Ontem estive pensando mais sobre aquele novembro. Faltou tanto a dizer que quase te fiz pensar que me lembro de menos do que parece. Errado. Pois acabei me lembrando daquela sua foto com efeito preto e branco que tiramos na cabine de fotos do Parque Lendário. Estava tão estourada que seu nariz desaparecia. O motivo pelo qual não me esqueci dessa foto, é que eu estava olhando fixamente para ela, ali na capa do meu caderno, enquanto tivemos a primeira discussão na frente dos nossos amigos. E é exatamente dessa parte que voltarei a mencionar, que me envergonho. Pelo simples motivo de termos sido tão imaturos no começo. E talvez tenhamos permanecido imaturos sem perceber. Tenha sido o que levara tudo ao fim?
Lhe intimei. Brigamos por causa da sua persistência banal em me tratar com notável indiferença quando estávamos com outras pessoas. Eu não devia ter lhe mostrado aquilo Miguel, e você deveria ter tido a decência de reconhecer tamanha estupidez. Também fui estúpida, mas por tentar te ensinar o que você já sabia, ou deveria saber.
O engraçado é que por causa dessa idiotice toda, acabamos dividindo o nosso grupo de amigos em dois lados. Ou estavam contigo e contra mim, ou comigo e contra você. Tive boas impressões ao saber que Eduarda e Jennifer ficaram do meu lado, mas chateado por ver pessoas como Camila e Bernhard alegando uma imparcialidade totalmente falsa. Não queria que tivesse tomado esse rumo e sei que somente eu sinto muito.
Você sempre foi bom com as pessoas, isso é um fato. E talvez fosse por isso que não conseguia sentir raiva delas por escolherem você de qualquer forma. Para falar a verdade eu até me culpava por não ser suficiente e, só agora vejo o quanto estava errada em sentir essa culpa; errada em projetá-la em você quando achava que não devia carregá-la.
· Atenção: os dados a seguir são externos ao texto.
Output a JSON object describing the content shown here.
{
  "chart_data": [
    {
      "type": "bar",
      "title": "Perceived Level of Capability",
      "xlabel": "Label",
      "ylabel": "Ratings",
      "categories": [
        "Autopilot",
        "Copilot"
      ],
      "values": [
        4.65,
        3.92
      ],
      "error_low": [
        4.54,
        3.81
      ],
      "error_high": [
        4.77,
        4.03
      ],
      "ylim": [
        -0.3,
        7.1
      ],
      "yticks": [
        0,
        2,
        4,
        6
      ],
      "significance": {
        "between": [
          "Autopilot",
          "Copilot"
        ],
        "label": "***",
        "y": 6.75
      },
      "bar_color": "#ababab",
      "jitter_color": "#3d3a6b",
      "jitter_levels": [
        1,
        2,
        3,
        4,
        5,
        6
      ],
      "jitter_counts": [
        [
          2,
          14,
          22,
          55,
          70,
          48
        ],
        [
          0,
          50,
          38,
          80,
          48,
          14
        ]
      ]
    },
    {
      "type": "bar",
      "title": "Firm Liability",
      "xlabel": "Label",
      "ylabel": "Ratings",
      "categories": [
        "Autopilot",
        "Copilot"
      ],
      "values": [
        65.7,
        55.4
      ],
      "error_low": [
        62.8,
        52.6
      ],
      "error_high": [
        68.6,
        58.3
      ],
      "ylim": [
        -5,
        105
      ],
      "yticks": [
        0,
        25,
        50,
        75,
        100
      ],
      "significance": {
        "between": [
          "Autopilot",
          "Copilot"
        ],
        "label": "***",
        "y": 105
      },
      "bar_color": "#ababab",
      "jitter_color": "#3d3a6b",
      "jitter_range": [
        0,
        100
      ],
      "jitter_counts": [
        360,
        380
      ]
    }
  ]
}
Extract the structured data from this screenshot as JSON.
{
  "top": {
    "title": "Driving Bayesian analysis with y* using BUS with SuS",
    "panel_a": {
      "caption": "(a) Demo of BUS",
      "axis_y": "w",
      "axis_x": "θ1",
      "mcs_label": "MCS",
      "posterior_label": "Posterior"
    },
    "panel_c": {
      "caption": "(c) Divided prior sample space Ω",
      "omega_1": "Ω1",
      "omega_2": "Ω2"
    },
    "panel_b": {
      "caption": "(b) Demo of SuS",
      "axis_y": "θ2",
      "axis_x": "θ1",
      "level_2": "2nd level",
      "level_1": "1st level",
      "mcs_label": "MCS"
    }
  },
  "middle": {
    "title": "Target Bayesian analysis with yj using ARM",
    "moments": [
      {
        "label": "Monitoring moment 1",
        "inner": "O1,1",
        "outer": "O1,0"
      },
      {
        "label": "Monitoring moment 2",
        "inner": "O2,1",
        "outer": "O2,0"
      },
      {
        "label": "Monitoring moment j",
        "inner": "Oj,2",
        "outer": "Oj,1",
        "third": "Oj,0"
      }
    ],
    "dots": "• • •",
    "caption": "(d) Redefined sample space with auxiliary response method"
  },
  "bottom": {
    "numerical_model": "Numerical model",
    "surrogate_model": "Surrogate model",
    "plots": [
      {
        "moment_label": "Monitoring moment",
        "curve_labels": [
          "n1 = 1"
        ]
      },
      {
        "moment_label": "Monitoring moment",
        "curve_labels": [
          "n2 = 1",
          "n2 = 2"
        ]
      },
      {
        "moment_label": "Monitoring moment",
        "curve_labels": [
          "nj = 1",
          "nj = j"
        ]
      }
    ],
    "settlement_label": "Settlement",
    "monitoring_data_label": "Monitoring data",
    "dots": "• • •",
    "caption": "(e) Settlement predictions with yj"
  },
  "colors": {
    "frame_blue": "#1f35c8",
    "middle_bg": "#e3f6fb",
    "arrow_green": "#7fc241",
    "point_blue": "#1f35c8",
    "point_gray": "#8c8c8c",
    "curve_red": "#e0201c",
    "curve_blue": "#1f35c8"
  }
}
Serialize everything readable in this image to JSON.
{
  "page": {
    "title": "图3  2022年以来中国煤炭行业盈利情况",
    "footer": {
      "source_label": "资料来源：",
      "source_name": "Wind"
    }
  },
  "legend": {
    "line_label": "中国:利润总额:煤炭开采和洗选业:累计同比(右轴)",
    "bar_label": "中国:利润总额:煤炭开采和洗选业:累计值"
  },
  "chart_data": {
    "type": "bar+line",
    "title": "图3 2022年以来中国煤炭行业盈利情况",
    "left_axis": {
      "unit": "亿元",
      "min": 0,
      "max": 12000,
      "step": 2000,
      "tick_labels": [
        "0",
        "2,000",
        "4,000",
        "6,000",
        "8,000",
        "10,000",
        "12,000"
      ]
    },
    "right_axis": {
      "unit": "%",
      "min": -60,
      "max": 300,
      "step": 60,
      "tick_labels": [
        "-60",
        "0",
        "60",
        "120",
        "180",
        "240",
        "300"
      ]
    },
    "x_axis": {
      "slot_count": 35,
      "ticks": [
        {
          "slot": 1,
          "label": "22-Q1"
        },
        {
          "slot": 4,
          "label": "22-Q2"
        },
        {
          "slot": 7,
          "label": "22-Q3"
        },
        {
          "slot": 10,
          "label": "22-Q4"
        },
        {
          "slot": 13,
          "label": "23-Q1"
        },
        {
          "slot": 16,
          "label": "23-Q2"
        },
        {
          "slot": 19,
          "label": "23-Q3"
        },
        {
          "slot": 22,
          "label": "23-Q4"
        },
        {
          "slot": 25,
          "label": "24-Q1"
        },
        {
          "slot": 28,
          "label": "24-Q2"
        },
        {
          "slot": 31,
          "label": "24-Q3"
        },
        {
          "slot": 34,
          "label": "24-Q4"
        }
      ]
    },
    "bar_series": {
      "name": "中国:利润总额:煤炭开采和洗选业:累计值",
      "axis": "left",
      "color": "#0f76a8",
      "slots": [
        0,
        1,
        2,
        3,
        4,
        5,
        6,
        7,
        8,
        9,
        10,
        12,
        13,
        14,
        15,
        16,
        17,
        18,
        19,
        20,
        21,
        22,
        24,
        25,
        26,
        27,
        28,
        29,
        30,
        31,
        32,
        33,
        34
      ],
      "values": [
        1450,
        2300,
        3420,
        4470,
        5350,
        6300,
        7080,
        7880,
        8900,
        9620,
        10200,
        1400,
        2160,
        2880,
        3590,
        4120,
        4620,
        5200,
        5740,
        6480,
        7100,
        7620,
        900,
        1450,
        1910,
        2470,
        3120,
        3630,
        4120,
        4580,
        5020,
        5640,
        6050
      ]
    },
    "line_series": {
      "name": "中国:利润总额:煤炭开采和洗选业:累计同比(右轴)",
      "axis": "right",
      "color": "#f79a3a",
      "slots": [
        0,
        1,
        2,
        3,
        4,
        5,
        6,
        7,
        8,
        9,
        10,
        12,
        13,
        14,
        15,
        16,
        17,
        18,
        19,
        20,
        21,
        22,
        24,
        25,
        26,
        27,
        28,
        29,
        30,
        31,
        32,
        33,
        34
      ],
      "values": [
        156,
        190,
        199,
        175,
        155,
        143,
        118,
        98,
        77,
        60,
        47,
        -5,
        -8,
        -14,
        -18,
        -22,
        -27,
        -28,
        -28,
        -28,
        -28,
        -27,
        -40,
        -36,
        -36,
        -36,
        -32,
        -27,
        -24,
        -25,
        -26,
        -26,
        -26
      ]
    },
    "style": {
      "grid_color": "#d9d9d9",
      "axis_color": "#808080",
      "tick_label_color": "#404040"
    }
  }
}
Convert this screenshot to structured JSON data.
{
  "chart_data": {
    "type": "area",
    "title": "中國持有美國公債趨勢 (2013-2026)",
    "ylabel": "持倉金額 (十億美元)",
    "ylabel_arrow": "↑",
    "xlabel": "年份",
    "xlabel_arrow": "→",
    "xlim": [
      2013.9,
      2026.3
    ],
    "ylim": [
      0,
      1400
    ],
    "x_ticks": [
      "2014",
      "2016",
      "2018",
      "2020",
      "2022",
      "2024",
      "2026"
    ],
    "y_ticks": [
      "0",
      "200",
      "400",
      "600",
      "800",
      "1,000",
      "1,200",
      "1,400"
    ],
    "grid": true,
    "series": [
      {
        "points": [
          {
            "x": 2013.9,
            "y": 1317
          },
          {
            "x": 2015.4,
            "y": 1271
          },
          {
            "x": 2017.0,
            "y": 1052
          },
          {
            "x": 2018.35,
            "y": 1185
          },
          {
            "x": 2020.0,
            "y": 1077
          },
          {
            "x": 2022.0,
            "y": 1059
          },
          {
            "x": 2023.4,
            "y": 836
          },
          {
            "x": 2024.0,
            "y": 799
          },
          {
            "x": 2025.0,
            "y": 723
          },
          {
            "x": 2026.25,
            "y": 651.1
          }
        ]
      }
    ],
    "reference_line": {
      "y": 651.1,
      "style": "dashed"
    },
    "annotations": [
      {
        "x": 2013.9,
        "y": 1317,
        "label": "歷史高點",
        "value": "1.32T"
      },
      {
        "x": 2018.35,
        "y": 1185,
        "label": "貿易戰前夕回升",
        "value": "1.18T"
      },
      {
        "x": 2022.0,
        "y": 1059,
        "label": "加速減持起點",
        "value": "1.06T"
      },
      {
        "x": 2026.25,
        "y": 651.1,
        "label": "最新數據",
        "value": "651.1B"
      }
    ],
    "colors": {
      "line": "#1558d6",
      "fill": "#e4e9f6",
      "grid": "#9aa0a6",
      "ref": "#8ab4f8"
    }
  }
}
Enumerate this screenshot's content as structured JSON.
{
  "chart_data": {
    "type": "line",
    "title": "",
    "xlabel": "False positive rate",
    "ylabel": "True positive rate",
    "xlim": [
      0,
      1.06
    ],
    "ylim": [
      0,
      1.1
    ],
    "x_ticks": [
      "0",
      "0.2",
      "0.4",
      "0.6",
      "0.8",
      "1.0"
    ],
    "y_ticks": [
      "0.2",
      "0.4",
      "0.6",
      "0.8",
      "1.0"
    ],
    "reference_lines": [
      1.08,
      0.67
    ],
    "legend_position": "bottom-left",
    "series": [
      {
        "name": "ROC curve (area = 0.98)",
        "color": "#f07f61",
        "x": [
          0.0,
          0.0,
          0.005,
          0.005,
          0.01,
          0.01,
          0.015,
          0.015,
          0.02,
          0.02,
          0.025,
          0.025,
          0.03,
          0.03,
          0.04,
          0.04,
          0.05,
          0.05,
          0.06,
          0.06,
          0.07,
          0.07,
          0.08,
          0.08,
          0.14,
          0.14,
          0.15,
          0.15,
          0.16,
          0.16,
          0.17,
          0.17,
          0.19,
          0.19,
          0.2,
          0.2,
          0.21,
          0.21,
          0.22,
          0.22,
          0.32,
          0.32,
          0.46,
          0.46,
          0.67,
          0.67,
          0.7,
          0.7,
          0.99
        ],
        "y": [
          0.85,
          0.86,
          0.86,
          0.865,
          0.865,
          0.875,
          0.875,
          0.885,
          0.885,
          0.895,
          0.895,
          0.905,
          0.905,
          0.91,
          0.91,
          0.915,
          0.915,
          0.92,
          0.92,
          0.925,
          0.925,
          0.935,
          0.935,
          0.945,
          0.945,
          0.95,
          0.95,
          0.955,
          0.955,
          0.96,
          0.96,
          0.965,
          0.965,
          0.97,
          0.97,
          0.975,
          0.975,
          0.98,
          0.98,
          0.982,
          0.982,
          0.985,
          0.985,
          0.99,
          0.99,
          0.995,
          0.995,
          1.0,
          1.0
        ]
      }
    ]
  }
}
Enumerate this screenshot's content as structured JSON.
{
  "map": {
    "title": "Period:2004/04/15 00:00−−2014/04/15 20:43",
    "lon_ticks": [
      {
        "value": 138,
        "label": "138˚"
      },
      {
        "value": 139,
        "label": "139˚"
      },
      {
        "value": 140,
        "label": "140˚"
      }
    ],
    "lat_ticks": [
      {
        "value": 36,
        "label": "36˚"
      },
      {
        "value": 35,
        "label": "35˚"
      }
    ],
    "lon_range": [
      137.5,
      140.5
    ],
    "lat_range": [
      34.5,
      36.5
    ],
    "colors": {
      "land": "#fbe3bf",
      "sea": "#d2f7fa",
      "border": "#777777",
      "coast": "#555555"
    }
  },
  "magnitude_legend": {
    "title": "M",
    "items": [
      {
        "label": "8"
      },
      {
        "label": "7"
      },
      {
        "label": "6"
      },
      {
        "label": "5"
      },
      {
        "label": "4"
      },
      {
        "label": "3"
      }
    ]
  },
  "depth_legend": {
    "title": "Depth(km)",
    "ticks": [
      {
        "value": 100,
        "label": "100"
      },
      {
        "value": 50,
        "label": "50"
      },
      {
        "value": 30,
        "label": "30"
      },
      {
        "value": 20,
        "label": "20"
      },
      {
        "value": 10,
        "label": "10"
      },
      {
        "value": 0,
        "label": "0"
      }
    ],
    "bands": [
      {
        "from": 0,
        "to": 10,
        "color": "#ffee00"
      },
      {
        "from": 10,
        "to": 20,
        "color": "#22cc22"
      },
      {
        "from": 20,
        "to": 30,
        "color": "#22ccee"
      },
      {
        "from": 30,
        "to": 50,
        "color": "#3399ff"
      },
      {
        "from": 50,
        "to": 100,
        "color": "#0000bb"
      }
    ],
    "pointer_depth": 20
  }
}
Graças aos conselhos da Jê, entendi tanto o que eu não sabia que sentia quanto o que você possivelmente encobria. Suas tentativas de me ignorar eram sem dúvida uma espécie de escudo. Eu gostava de você. Algo em você me atraía, e você sabia, e isso desencadeou esse seu comportamento de homem das cavernas, bruto e arrogante. Porque você se negava a admitir que também podia estar sentindo algo. Não tivemos muitas oportunidades de nos expressarmos verdadeiramente no primeiro mês, até que decidi falar contigo diretamente. O que agradeci a Jê por ter me ajudado. Graças a ela tivemos nossa primeira conversa sem risca facas. Naquele dia você foi completamente doce e atencioso. O que me fez ter absoluta certeza de que Jê nunca esteve tão certa. Não contei na correspondência anterior, mas, naquele dia na sorveteria, enquanto você falava, só conseguia me imaginar te beijando, ou você fazendo-o antes de mim. E eu tinha que ficar atenta, pois você nunca falava demais, era sempre algo rápido e objetivo, como se tivesse feito um rascunho pré-configurado para qualquer assunto que surgisse. Mesmo que fosse sobre sorvetes.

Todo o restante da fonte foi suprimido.